RICK REMENDER erzählte in den ersten drei Bänden von FEAR AGENT, die Geschichte eines Mannes, der alles verloren hat und dem das Universum wirklich übel mitgespielt hat. Gleichzeitig kreierte RICK REMENDER einen Charakter, der bereit war, es dem Universum mit gleicher Münze heimzuzahlen. In mehreren Kurzgeschichten kehrt diese Tough-Guy-Ikone des Science-Fiction-Comics noch einmal zurück. RICK REMENDER gibt die Erzählungen weitgehend an andere Autoren ab. Auf die bisher bekannten Zeichner der Reihe muss der HEATH-HUSTON-Fan verzichten, dafür sind nun 18 neue Künstler an der Reihe.
FEAR AGENT bedeutet ein Stück weit Chaos. Käme er aus dem Genre WESTERN (es gibt hier wieder einmal entsprechende Anleihen), wäre HEATH HUSTON ein großer ITALO-WESTERN-Held. Hier muss alles ein wenig drüber sein, etwas mehr, etwas größer, derber, brutaler, häßlicher, kauziger. Beispiele hierzu gibt es reichlich. Es gibt Verbeugungen vor dem Genre selbst und auf der anderen Seite, wird sich nicht gescheut, das in die Geschichten zu integrieren, was man gerade aus anderen Genres brauchen könnte.

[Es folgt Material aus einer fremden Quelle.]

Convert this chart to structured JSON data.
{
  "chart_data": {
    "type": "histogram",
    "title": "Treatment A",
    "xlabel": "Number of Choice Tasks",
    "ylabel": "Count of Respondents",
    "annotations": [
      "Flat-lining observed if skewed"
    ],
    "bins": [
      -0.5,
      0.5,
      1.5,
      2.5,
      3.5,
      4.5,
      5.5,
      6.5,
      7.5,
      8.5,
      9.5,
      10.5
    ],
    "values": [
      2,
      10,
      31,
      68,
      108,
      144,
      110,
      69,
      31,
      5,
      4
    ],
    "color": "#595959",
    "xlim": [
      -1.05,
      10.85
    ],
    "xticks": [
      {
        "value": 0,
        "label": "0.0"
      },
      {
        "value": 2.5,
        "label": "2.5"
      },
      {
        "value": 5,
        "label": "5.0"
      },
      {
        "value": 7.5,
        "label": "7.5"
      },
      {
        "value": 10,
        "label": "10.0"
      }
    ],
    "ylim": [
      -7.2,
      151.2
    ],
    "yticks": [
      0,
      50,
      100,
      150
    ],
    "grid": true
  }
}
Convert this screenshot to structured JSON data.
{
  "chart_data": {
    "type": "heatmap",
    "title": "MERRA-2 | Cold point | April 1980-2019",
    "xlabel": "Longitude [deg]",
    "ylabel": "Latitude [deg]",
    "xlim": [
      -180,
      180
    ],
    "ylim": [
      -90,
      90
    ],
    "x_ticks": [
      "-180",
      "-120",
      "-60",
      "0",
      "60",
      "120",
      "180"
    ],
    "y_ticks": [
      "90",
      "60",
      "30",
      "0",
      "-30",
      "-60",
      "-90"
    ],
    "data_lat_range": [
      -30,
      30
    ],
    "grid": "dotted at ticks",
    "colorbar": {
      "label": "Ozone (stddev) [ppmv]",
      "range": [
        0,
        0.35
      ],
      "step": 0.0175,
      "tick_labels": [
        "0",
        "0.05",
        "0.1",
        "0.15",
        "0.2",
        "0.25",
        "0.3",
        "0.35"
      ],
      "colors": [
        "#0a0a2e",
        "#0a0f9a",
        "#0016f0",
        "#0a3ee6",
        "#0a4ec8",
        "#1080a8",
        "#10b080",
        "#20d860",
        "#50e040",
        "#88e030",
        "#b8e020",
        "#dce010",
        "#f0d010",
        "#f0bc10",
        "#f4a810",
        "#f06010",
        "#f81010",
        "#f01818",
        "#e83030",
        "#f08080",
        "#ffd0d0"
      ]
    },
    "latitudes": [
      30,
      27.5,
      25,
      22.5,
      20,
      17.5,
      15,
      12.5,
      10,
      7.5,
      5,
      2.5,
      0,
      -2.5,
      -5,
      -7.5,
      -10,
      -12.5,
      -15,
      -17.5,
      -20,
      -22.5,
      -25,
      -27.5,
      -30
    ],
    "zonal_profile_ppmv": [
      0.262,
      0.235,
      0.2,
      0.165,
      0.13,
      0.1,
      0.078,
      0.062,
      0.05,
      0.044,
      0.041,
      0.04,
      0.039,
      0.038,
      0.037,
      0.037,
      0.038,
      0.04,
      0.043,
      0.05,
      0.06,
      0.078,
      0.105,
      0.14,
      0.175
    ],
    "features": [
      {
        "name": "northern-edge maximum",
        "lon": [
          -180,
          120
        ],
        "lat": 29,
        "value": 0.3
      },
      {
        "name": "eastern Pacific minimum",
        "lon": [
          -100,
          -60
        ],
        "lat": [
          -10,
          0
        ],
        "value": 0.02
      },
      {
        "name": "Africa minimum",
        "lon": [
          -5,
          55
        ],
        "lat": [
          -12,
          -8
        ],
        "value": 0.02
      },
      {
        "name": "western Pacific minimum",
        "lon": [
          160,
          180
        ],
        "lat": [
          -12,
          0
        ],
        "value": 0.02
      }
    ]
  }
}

Als Hommage zu verstehen, sind Stories wie IM AUGE DES CHAOS (ein wenig MANN IM MOND, ein wenig CTHULHU im Weltraum) oder MENSCH ZUM DINNER (was sich ein ROALD DAHL ausgedacht haben könnte) oder UND DANN KAM EINE SPINNE (in der WESTERN mit ALIENS), während DIE PRINZESSIN VON RONGAR ein Ausflug ins HIGH-FANTASY-Genre ist.
Bei 18 verschiedenen Zeichner hat der 4. Band von FEAR AGENT natürlich einiges zu bieten. Manches verströmt Heavy-Metal-Feeling. Zeichner MARK TORRES erinnert stilistisch an einen MIKE MIGNOLA (der hier leider nicht dabei ist). Zeichner JAMES CALLAHAN ist ein grafischer Verwandter eines EDUARDO RISSO (der ist leider auch nicht dabei, obwohl das hier durchaus sein Thema wäre). In NICHTS ZU BEFÜRCHTEN bietet KIERON DWYER (geschrieben von RICK REMENDER selbst) eine feine Trickfilm-Atmosphäre auf. Teilweise waren Stilistiken eines BERNIE WRIGHTSON zu entdecken (was nicht zuletzt an der Zombie-Version von HEATH HUSTONS Frau liegt).
Persönliche Zeichner-Favoriten: PAUL RENAUD (DIE PRINZESSIN VON RONGAR), weil es ein feiner realistischer Stil ist, mehr davon! Außerdem: KIERON DWYER (NICHTS ZU BEFÜRCHTEN), hat den stilistischen Realismus eines BERNIE WRIGHTSON, auch starken Schwung, etwas anarchischen Touch.
FEAR AGENT liegt im 4. Band natürlich immer nur häppchenweise vor. Die Geschichten sind kurz und meist so erzählt, als habe es zuvor schon einen längeren Anlauf gegeben. Man könnte auch sagen: Jede Story ist ein Finale! Ruhephasen (kleine Pausen für HEATH HUSTON, bevor es wieder zur Sache geht) sind äußerst kurz, dafür ist die Geschwindigkeit der Erzählung meistens hoch. Exemplarisch hierfür sind die Geschichten DIE GEDÄRME DES ALLS (ist so abgefahren wie es klingt) oder VON HIER ZUM URANUS oder EIN SCHMUTZIGER AUFTRAG. In die Story reinspringen und durchziehen.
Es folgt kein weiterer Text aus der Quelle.